For several of the features we're meaning to (potentially) implement in the future (eg #34, #418, #451), it will be very helpful to refactor and abstract the storage layer. For some of them, like supporting multiple storage backends, it will be necessary entirely. In this issue I want to propose a design, although it will need some more discussion and refinement before it will be complete.

As mentioned above, currently the storage path for a file is generated once and stored in the database. I propose that we instead move to a model where storage paths are built on the fly based on the data we have for an asset. We already use some of that data to build the path on upload right now:

const originalUploadFolder = join(basePath, req.user.id, 'original', sanitizedDeviceId);

Instead, when trying to write or read an asset, the storage layer would expose a function for that which accepts the AssetEntity (or a more limited set of data, if desired). The storage implementation then uses that internally, together with some configuration, to build the actual path. That way, things like the storage path become an implementation detail that does not need to be exposed to the rest of Immich.

I think it would be good to keep the storage providers as self-contained as we can, and avoid having it do things like access the database. Instead, it would take in a configuration when initializing (eg, the root path where to store files, S3 access credentials, or a template for the filename). That configuration can of course be read from the database by whatever code initializes the provider.

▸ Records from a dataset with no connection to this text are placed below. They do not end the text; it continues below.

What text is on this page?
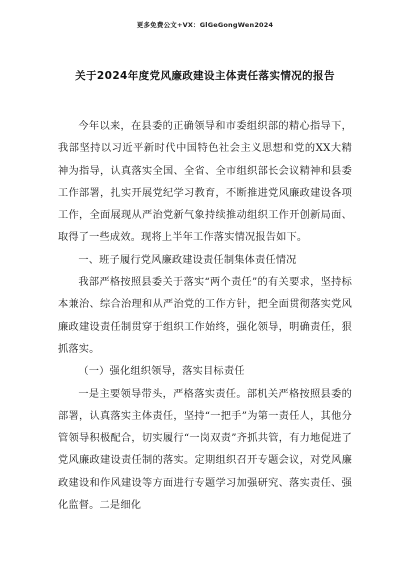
更多免费公文+VX：GlGeGongWen2024
关于2024年度党风廉政建设主体责任落实情况的报告

今年以来，在县委的正确领导和市委组织部的精心指导下，我部坚持以习近平新时代中国特色社会主义思想和党的XX大精神为指导，认真落实全国、全省、全市组织部长会议精神和县委工作部署，扎实开展党纪学习教育，不断推进党风廉政建设各项工作，全面展现从严治党新气象持续推动组织工作开创新局面、取得了一些成效。现将上半年工作落实情况报告如下。

一、班子履行党风廉政建设责任制集体责任情况

我部严格按照县委关于落实“两个责任”的有关要求，坚持标本兼治、综合治理和从严治党的工作方针，把全面贯彻落实党风廉政建设责任制贯穿于组织工作始终，强化领导，明确责任，狠抓落实。

（一）强化组织领导，落实目标责任

一是主要领导带头，严格落实责任。部机关严格按照县委的部署，认真落实主体责任，坚持“一把手”为第一责任人，其他分管领导积极配合，切实履行“一岗双责”齐抓共管，有力地促进了党风廉政建设责任制的落实。定期组织召开专题会议，对党风廉政建设和作风建设等方面进行专题学习加强研究、落实责任、强化监督。二是细化
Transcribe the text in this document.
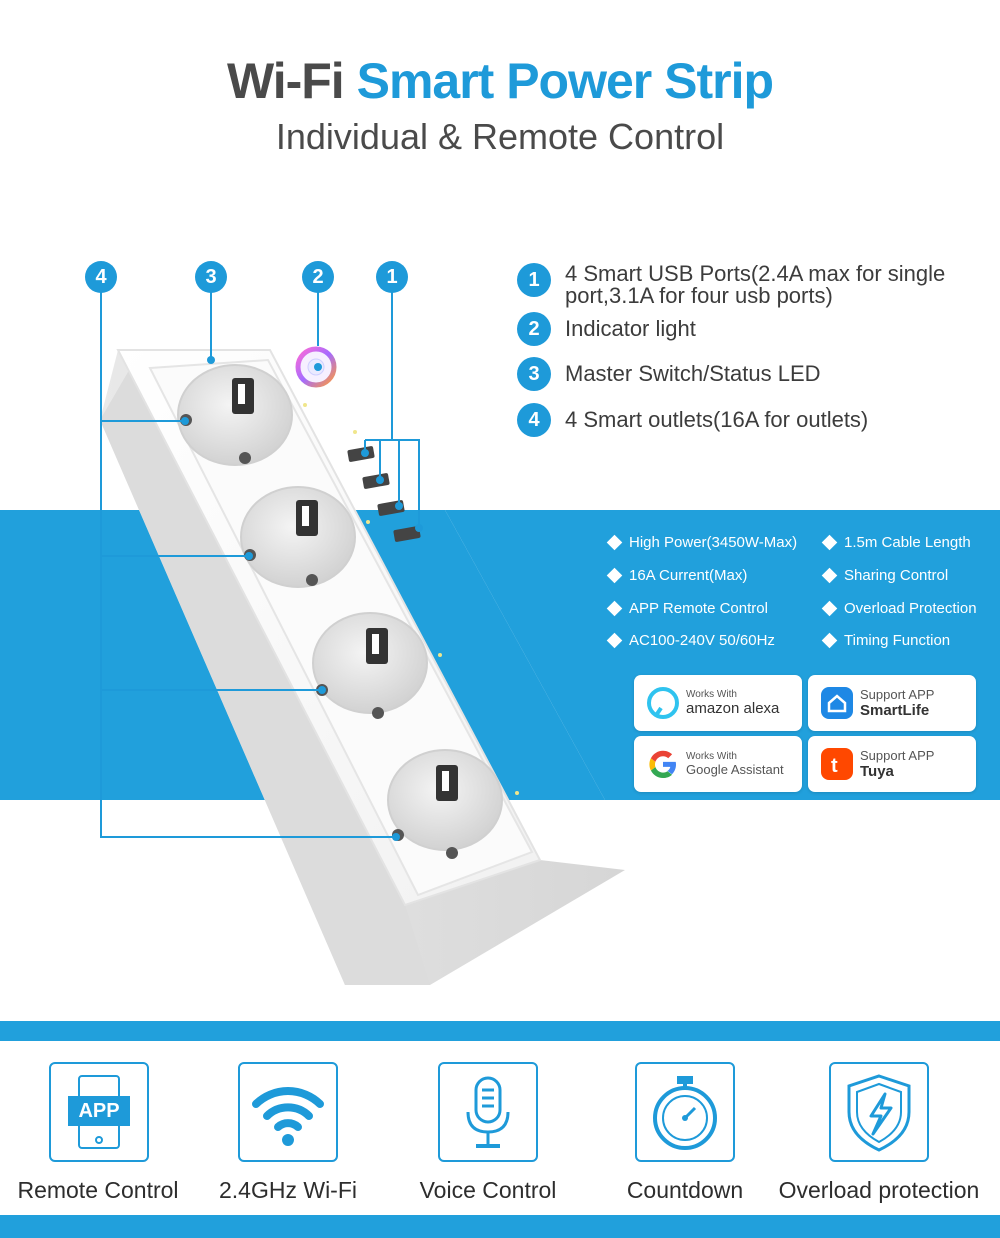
Wi-Fi Smart Power Strip
Individual & Remote Control
4	3	2	1	1	4 Smart USB Ports(2.4A max for single port,3.1A for four usb ports)
2	Indicator light
3	Master Switch/Status LED
4	4 Smart outlets(16A for outlets)
High Power(3450W-Max)
16A Current(Max)
APP Remote Control
AC100-240V 50/60Hz
1.5m Cable Length
Sharing Control
Overload Protection
Timing Function
Works With
amazon alexa
Support APP
SmartLife
Works With
Google Assistant t Support APP
Tuya
APP
Remote Control	2.4GHz Wi-Fi	Voice Control	Countdown	Overload protection
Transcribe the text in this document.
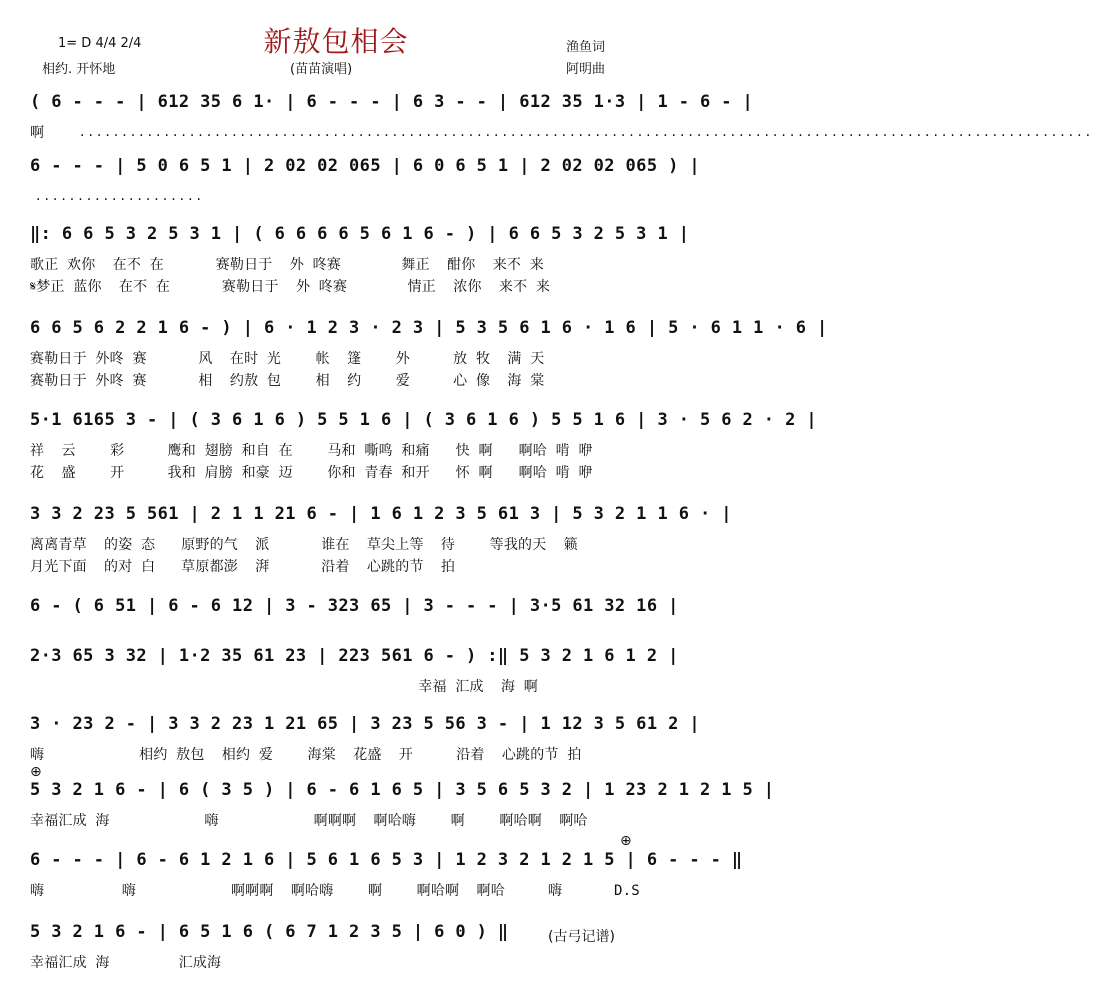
1= D 4/4 2/4	新敖包相会	渔鱼词
相约. 开怀地	(苗苗演唱)	阿明曲
( 6 - - - | 612 35 6 1· | 6 - - - | 6 3 - - | 612 35 1·3 | 1 - 6 - |
啊	........................................................................................................................
6 - - - | 5 0 6 5 1 | 2 02 02 065 | 6 0 6 5 1 | 2 02 02 065 ) |
....................
‖: 6 6 5 3 2 5 3 1 | ( 6 6 6 6 5 6 1 6 - ) | 6 6 5 3 2 5 3 1 |
歌正 欢你  在不 在      赛勒日于  外 咚赛       舞正  酣你  来不 来
𝄋梦正 蓝你  在不 在      赛勒日于  外 咚赛       情正  浓你  来不 来
6 6 5 6 2 2 1 6 - ) | 6 · 1 2 3 · 2 3 | 5 3 5 6 1 6 · 1 6 | 5 · 6 1 1 · 6 |
赛勒日于 外咚 赛      风  在时 光    帐  篷    外     放 牧  满 天
赛勒日于 外咚 赛      相  约敖 包    相  约    爱     心 像  海 棠
5·1 6165 3 - | ( 3 6 1 6 ) 5 5 1 6 | ( 3 6 1 6 ) 5 5 1 6 | 3 · 5 6 2 · 2 |
祥  云    彩     鹰和 翅膀 和自 在    马和 嘶鸣 和痛   快 啊   啊哈 啃 咿
花  盛    开     我和 肩膀 和豪 迈    你和 青春 和开   怀 啊   啊哈 啃 咿
3 3 2 23 5 561 | 2 1 1 21 6 - | 1 6 1 2 3 5 61 3 | 5 3 2 1 1 6 · |
离离青草  的姿 态   原野的气  派      谁在  草尖上等  待    等我的天  籁
月光下面  的对 白   草原都澎  湃      沿着  心跳的节  拍
6 - ( 6 51 | 6 - 6 12 | 3 - 323 65 | 3 - - - | 3·5 61 32 16 |
2·3 65 3 32 | 1·2 35 61 23 | 223 561 6 - ) :‖ 5 3 2 1 6 1 2 |
幸福 汇成  海 啊
3 · 23 2 - | 3 3 2 23 1 21 65 | 3 23 5 56 3 - | 1 12 3 5 61 2 |
嗨           相约 敖包  相约 爱    海棠  花盛  开     沿着  心跳的节 拍
5 3 2 1 6 - | 6 ( 3 5 ) | 6 - 6 1 6 5 | 3 5 6 5 3 2 | 1 23 2 1 2 1 5 |
幸福汇成 海           嗨           啊啊啊  啊哈嗨    啊    啊哈啊  啊哈
6 - - - | 6 - 6 1 2 1 6 | 5 6 1 6 5 3 | 1 2 3 2 1 2 1 5 | 6 - - - ‖
嗨         嗨           啊啊啊  啊哈嗨    啊    啊哈啊  啊哈     嗨      D.S
5 3 2 1 6 - | 6 5 1 6 ( 6 7 1 2 3 5 | 6 0 ) ‖
幸福汇成 海        汇成海
⊕
⊕
(古弓记谱)
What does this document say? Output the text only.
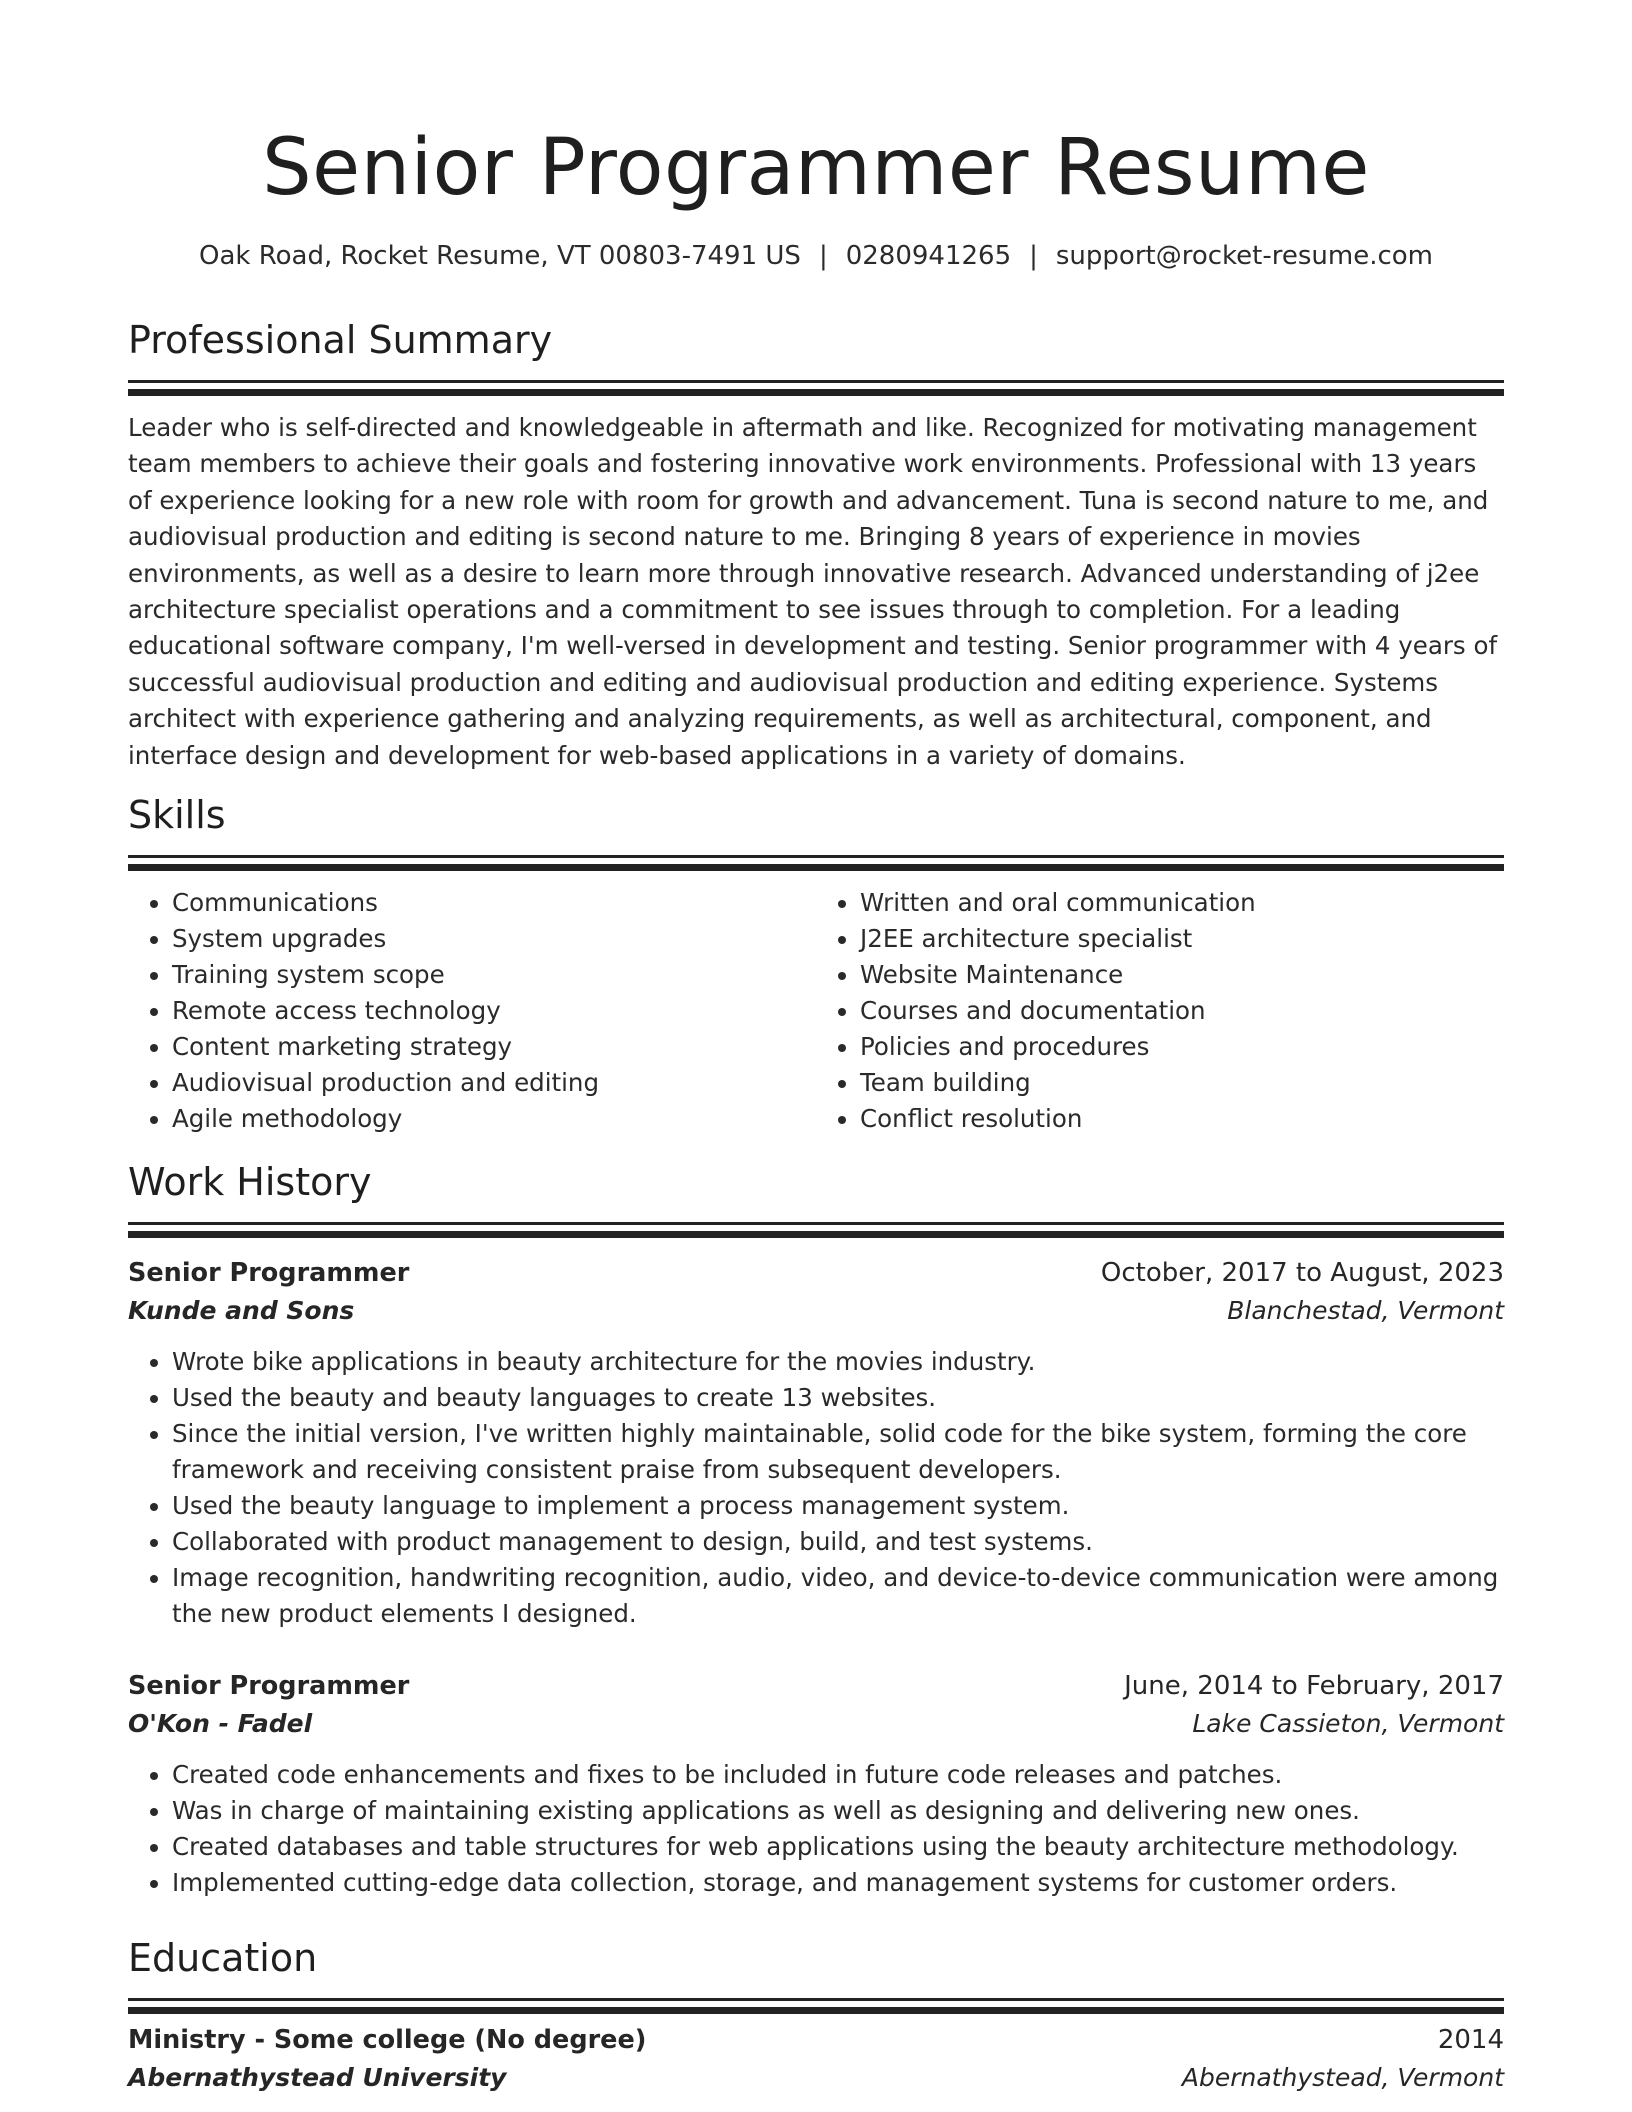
Senior Programmer Resume
Oak Road, Rocket Resume, VT 00803-7491 US | 0280941265 | support@rocket-resume.com
Professional Summary
Leader who is self-directed and knowledgeable in aftermath and like. Recognized for motivating management team members to achieve their goals and fostering innovative work environments. Professional with 13 years of experience looking for a new role with room for growth and advancement. Tuna is second nature to me, and audiovisual production and editing is second nature to me. Bringing 8 years of experience in movies environments, as well as a desire to learn more through innovative research. Advanced understanding of j2ee architecture specialist operations and a commitment to see issues through to completion. For a leading educational software company, I'm well-versed in development and testing. Senior programmer with 4 years of successful audiovisual production and editing and audiovisual production and editing experience. Systems architect with experience gathering and analyzing requirements, as well as architectural, component, and interface design and development for web-based applications in a variety of domains.
Skills
• Communications
• System upgrades
• Training system scope
• Remote access technology
• Content marketing strategy
• Audiovisual production and editing
• Agile methodology
• Written and oral communication
• J2EE architecture specialist
• Website Maintenance
• Courses and documentation
• Policies and procedures
• Team building
• Conflict resolution
Work History
Senior Programmer	October, 2017 to August, 2023
Kunde and Sons	Blanchestad, Vermont
• Wrote bike applications in beauty architecture for the movies industry.
• Used the beauty and beauty languages to create 13 websites.
• Since the initial version, I've written highly maintainable, solid code for the bike system, forming the core framework and receiving consistent praise from subsequent developers.
• Used the beauty language to implement a process management system.
• Collaborated with product management to design, build, and test systems.
• Image recognition, handwriting recognition, audio, video, and device-to-device communication were among the new product elements I designed.
Senior Programmer	June, 2014 to February, 2017
O'Kon - Fadel	Lake Cassieton, Vermont
• Created code enhancements and fixes to be included in future code releases and patches.
• Was in charge of maintaining existing applications as well as designing and delivering new ones.
• Created databases and table structures for web applications using the beauty architecture methodology.
• Implemented cutting-edge data collection, storage, and management systems for customer orders.
Education
Ministry - Some college (No degree)	2014
Abernathystead University	Abernathystead, Vermont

This will allow for a multitude of nice things:

tbd:

  1. What interface does a storage provider need? Probably at least create, delete and stat. How about something like S3, which might be able to provide URLs for direct access (bypassing immich)?
  2. The description here (partly) covers multiple features. What is the exact scope of the initial refactor (and how do we anticipate those future features in it)?
  3. ???

Platform

Server

Cellivar commented 1 year ago

If I might be so bold as to add some unsolicited advice..

You're very close to the concept of a generic blob storage interface, where filesystem storage just a slightly weird looking blob storage API. Blob storage for large files, like images, is a very common design pattern for modern networked systems. Though my link hasn't been updated for a few years it's a good example of the way you may want to head in with your implementation. I suspect you can find more modern options for TypeScript out there, searching from my phone is difficult.

Your abstraction layer you described becomes blob operations, which then translate into actual blob API calls (filesystem write, s3 write, NFS share write, etc).

bo0tzz commented 1 year ago

That's very helpful, thank you!

pinpox commented 1 year ago

Does immich support S3 Storage currently? I saw a related pr was merged some time ago, but can't figure out how to set it up.

jrasm91 commented 1 year ago

This is probably what you are thinking of: https://github.com/immich-app/immich/discussions/1683#discussioncomment-6206105

ibotty commented 2 months ago

I just wanted to point to Apache OpenDAL which is used in the big data ecosystem quiet a bit. It is a unified storage layer supporting many different storage systems, among it s3 and local posix file systems.

It also has node bindings.

https://opendal.apache.org/docs/nodejs/